The only way to minimize pointer errors is to use the right pointer types. And that's types, plural.
Shared pointers are not a silver bullet. They become memory leaks as soon when you have cyclical references (and if plan to use them everywhere, those will show up pretty quickly)
If you want error-free C++ applications, you have to work for it. You have to understand your application. You have to understand the ownership semantics of different objects. Shared pointers just give you shared ownership, which is generally a decent lowest denominator. Everything else can be replaced by shared ownership and it'll work, sort of.

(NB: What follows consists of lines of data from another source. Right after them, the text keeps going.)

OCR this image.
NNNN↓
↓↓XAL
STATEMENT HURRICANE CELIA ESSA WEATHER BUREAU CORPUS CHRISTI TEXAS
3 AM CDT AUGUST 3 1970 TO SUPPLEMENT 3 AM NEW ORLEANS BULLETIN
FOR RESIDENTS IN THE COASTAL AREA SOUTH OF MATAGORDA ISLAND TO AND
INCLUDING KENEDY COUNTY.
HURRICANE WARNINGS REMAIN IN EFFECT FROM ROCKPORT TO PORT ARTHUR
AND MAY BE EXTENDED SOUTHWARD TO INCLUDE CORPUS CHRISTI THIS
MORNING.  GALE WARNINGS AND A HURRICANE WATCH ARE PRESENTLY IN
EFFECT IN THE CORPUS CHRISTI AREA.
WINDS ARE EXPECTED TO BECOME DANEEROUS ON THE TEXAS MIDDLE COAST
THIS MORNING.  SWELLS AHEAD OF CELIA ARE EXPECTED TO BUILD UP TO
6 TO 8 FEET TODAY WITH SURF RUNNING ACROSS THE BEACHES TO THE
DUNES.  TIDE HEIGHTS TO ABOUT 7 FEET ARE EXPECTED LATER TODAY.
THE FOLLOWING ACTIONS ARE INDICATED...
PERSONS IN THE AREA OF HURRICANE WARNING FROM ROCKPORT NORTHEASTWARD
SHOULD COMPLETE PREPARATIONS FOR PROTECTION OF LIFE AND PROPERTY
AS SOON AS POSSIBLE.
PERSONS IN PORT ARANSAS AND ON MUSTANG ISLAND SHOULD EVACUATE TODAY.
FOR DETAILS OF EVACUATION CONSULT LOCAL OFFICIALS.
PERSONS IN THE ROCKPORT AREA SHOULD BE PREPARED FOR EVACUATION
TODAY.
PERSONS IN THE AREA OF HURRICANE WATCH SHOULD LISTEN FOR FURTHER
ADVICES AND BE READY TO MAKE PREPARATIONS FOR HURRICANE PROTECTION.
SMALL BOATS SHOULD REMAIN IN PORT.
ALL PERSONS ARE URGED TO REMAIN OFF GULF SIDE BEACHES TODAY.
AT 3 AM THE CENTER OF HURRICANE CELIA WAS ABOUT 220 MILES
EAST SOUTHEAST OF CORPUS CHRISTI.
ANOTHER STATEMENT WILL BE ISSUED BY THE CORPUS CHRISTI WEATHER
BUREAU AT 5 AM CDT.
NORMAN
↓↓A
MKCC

But the default case is that an object is owned by one other entity. It is owned by a function, and should be destroyed when that function returns, or it is owned by a class, or whatever else. Often, you don't need pointers at all. the object is stored by value in a std::vector
, perhaps. Or it is just a local variable or a class member. If it is a pointer, it'll often be better expressed by a scoped_ptr
or perhaps one which allows transfer of ownership (unique_ptr
or auto_ptr
).
shared_ptr
is what you might fall back to when you can give no guarantees about the lifetime or ownership of an object. But when you use that, you also need to use weak_ptr
to break cycles.
Really, a better approach is to avoid pointers as much as at all possible. When you do need a pointer, use one which has the most specific ownership semantics possible (prefer scoped_ptr
, which doesn't allow transfer of ownership at all, then if you need it, fall back to one which allows you to move ownership, such as unique_ptr
, and only as a last resort should you use shared_ptr
, which allows you to share ownership freely among any number of clients.
There's no magic wand you can wave to make your C++ code "just work". The only way to achieve that is to write good solid C++ code. And you do that by knowing, and using, the tools at your disposal, not by pretending that "hey, shared_ptr
is just like a garbage collector, isn't it? I can just ignore all questions of object lifetime or memory leaks if I use it".